Эти литургические тексты красноречиво говорят о том, что Великая Пятница и Пасхальное Воскресение для Восточной Церкви составляют глубокое неразрывное единство. Поэтому утверждать, что Восточная Церковь есть 'Церковь воскресения' только потому, что крест в ней не так сильно акцентируется, как в Западной, было бы неразумно. Это совершенно ошибочное мнение, порожденное незнанием или непониманием Востока. Ведь если мы сравним литургические тексты Восточной Церкви с такими же текстами Западной Церкви, то легко сможем убедиться в том, что византийская литургия говорит о кресте намного больше, нежели латинская литургия. Совершенно иное, отличное от Западной Церкви, переживание и прославление креста Восточной Церкви не должно укреплять нас в мнении, будто бы страдание и смерть Христа в богопочитании Востока не нашли должного отражения.

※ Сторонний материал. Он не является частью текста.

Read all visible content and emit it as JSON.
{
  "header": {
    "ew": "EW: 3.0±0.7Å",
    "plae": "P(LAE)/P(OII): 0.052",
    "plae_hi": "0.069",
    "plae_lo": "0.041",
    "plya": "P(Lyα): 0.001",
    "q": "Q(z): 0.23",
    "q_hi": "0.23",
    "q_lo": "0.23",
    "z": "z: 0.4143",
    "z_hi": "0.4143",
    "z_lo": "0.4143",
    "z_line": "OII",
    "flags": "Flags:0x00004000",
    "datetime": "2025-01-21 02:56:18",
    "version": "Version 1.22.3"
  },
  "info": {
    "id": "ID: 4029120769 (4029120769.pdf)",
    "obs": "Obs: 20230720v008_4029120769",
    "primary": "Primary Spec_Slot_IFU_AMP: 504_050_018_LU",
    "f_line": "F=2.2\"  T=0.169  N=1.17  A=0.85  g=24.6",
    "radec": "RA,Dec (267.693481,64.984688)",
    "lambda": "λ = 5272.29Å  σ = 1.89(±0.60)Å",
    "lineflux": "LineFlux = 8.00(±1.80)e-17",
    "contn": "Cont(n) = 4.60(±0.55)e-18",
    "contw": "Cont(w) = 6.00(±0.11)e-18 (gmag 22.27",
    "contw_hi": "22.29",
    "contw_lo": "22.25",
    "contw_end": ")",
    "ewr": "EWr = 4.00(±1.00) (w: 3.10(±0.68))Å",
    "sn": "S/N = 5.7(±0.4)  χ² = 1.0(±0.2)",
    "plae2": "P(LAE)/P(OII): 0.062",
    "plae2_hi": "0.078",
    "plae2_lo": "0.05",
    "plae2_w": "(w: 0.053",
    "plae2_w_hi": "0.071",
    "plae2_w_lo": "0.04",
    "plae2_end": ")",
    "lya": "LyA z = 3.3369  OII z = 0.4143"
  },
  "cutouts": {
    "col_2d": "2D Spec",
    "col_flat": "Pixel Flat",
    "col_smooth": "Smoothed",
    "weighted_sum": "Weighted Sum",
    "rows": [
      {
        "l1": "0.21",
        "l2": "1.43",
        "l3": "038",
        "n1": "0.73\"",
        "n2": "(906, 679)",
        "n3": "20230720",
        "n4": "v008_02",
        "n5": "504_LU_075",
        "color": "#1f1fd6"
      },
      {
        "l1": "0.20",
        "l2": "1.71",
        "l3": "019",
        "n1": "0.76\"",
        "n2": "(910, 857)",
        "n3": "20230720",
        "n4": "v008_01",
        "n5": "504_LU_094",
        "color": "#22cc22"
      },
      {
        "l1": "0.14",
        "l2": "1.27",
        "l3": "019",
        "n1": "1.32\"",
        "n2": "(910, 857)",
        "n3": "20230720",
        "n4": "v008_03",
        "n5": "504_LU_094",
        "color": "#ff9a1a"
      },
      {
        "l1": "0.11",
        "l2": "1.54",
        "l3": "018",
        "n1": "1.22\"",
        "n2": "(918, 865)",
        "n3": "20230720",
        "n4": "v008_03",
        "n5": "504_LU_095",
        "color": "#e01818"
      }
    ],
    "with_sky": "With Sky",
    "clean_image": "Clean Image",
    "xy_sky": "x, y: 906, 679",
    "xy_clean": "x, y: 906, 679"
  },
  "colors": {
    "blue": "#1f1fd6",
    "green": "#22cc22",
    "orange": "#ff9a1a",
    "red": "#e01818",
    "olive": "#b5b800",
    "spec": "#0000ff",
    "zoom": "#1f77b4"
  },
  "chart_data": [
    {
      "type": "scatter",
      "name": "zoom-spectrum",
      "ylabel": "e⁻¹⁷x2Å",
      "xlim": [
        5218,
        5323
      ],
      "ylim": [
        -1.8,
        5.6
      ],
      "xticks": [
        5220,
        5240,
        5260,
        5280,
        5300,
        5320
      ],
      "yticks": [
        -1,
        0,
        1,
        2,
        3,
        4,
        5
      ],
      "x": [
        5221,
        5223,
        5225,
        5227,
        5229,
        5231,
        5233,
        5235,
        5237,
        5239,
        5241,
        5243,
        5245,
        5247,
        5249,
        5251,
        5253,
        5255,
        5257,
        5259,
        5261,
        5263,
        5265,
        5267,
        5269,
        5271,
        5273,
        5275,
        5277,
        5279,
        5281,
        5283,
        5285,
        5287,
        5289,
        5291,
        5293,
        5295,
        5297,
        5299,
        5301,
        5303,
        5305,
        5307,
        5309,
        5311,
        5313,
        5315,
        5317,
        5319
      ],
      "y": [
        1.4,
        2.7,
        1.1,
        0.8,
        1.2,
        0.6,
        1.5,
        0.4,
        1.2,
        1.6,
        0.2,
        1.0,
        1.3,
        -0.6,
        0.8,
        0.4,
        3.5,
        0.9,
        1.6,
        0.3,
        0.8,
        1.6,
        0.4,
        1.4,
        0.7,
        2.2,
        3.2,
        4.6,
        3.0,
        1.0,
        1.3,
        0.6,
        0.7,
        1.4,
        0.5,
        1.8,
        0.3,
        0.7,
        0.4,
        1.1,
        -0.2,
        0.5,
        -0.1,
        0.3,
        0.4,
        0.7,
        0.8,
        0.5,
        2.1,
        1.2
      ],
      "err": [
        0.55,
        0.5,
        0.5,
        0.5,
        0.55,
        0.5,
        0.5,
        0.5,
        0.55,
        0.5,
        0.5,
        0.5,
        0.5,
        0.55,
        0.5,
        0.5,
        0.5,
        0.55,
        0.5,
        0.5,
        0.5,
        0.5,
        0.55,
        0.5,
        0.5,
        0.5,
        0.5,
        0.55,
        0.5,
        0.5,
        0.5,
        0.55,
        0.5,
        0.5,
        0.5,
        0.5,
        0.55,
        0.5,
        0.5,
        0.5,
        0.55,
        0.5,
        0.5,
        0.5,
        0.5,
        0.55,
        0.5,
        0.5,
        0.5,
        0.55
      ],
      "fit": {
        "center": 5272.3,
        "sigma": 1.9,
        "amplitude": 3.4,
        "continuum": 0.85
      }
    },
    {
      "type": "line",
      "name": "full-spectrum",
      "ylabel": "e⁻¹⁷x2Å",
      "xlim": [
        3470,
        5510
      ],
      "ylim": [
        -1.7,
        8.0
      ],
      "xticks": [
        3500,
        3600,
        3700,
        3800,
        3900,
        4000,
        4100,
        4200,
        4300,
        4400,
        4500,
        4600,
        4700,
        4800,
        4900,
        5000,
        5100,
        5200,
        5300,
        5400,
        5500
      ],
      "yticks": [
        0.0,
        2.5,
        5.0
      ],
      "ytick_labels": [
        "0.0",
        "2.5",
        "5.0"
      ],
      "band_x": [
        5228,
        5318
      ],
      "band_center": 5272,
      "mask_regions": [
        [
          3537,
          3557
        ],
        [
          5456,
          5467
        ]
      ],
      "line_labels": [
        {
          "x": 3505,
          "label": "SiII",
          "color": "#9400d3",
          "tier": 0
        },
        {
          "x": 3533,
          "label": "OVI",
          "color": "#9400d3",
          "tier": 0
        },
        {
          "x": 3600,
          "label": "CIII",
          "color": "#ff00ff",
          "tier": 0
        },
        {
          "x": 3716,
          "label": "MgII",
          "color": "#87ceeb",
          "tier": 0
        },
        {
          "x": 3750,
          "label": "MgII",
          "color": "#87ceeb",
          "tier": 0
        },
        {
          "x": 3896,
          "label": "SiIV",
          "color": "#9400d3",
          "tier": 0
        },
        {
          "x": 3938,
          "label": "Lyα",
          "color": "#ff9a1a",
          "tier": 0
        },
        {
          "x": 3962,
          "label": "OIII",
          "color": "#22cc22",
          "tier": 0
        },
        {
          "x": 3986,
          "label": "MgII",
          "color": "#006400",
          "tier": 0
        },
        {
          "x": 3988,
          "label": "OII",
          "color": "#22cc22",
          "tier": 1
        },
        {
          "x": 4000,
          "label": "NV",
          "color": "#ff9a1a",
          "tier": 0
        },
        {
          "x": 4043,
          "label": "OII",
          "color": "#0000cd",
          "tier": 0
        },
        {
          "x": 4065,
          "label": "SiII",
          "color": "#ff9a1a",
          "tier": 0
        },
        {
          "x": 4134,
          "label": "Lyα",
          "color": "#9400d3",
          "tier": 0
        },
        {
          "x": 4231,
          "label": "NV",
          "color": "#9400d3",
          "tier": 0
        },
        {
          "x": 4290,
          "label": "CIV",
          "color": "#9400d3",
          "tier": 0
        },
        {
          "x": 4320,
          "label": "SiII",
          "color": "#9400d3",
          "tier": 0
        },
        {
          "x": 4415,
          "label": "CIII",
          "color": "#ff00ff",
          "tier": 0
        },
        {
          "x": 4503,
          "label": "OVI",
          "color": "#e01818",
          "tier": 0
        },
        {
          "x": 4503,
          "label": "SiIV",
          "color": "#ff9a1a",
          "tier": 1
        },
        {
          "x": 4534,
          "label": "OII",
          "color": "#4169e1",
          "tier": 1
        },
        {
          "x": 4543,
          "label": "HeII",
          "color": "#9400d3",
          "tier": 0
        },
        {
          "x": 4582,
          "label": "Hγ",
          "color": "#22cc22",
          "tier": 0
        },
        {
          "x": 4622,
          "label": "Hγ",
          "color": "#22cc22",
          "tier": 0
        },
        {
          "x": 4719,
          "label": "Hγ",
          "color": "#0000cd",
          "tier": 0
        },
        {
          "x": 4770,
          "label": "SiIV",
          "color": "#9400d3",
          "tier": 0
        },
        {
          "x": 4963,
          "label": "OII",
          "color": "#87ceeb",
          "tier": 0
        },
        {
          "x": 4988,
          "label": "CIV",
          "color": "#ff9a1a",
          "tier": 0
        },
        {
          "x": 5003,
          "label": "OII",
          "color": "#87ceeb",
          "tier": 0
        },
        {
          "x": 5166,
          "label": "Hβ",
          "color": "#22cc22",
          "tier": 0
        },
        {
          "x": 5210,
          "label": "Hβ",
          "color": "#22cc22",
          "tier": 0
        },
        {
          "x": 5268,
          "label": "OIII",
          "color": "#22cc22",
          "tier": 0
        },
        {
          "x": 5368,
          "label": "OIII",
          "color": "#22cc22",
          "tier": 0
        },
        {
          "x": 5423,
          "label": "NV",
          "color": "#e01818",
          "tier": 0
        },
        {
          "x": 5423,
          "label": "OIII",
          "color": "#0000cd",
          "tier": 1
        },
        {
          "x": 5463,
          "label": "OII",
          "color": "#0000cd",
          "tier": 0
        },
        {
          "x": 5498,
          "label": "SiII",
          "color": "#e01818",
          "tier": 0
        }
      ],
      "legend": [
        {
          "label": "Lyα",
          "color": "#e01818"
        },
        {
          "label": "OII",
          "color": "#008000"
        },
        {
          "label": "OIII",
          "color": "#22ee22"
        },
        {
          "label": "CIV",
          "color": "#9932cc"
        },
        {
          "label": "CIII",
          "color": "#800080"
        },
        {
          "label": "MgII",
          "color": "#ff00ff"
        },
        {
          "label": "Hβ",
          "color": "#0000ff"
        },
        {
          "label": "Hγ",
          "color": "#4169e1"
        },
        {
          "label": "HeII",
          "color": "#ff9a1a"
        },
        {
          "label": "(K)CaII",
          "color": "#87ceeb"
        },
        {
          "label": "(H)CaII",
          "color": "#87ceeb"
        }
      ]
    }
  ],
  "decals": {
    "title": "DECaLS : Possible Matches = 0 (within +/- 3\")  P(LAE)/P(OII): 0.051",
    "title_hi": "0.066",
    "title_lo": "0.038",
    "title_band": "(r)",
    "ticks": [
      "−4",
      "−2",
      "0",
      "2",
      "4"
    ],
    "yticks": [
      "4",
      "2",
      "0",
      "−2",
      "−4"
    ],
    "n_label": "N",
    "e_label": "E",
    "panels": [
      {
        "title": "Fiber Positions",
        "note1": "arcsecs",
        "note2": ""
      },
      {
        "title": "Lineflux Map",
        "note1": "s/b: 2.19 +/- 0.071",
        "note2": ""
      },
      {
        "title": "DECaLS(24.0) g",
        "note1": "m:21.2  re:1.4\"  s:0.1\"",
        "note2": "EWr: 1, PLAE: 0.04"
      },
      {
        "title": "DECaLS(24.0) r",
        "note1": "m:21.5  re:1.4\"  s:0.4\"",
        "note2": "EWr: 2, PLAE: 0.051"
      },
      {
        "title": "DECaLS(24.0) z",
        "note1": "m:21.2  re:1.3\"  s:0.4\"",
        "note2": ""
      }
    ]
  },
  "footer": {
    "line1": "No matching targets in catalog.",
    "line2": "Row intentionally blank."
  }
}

То, что подобное мнение действительно ошибочно, помимо всего прочего, доказывает – и весьма впечатляюще – праздник Воздвижения Честного и Животворящего Креста Господня. Обе Церкви празднуют этот праздник в один и тот же день, а именно – 14 сентября (по старому стилю). Но торжества этого дня в Западной Церкви весьма скромны и даже скудны. Относительно литургического ранга, праздник Воздвижения Честного и Животворящего Креста в Западной Церкви второстепенен и стоит на таком же уровне как и некоторые другие праздники, посвященные Пресвятой Деве Марии (например, Семь скорбей Марии [123] , 15 сентября). Между тем в Восточной Церкви праздник Воздвижения Честного Креста Господня, как и праздник Преображения Господня, относится к числу двунадесятых, главных праздников Церкви. На Востоке в предпразднество и в сам праздник Воздвижения Креста Господня, строго придерживаются поста, даже если предпразднество совпадает с воскресением. Сама литургия празника Крестовоздвижения в Восточной Церкви содержит удивительно глубокие мысли и наполнена впечатляющими обрядами, которые и раскрывают значение Креста. На Утрени во время великого славословия священник берет с алтаря крест и несет его через левые двери иконостаса в середину церкви, где неподалеку от центральных или царских врат иконостаса стоит небольшой аналой. На этот аналой священник кладет крест, кадит кадилом, потом снова берет в руки, возносит его к верху и, повернувшись к востоку, трижды благословляет мир. Между тем хор Русской Церкви стократно поет «Господи помилуй». Этот обряд повторяется еще четыре раза, когда священник поворачивается к северу, западу, югу и еще раз к востоку. Всякий раз, когда обряд повторяется, хор по сто раз поет «Господи помилуй». Русский композитор Львовский (умер в 1894 г. – замечание автора – А. М.), принадлежавший к так называемой Петроградской музыкальной школе, соединил каждое стократное «Господи помилуй» одной мелодией, которая от чуть слышимого pianissimo поднимается до громогласного fortissimo, выражая мольбу и горестные стенания падшего тварного мира. Эта мелодия и сейчас звучит в Русской Церкви во время пятикратного воздвижения Креста.
123
Так раньше назывался праздник, который после Второго Ватиканского Собора получил название – Воспоминание Пресвятой Девы Марии Скорбящей (Её семи скорбей от пророчества Симеона до погребения Иисуса).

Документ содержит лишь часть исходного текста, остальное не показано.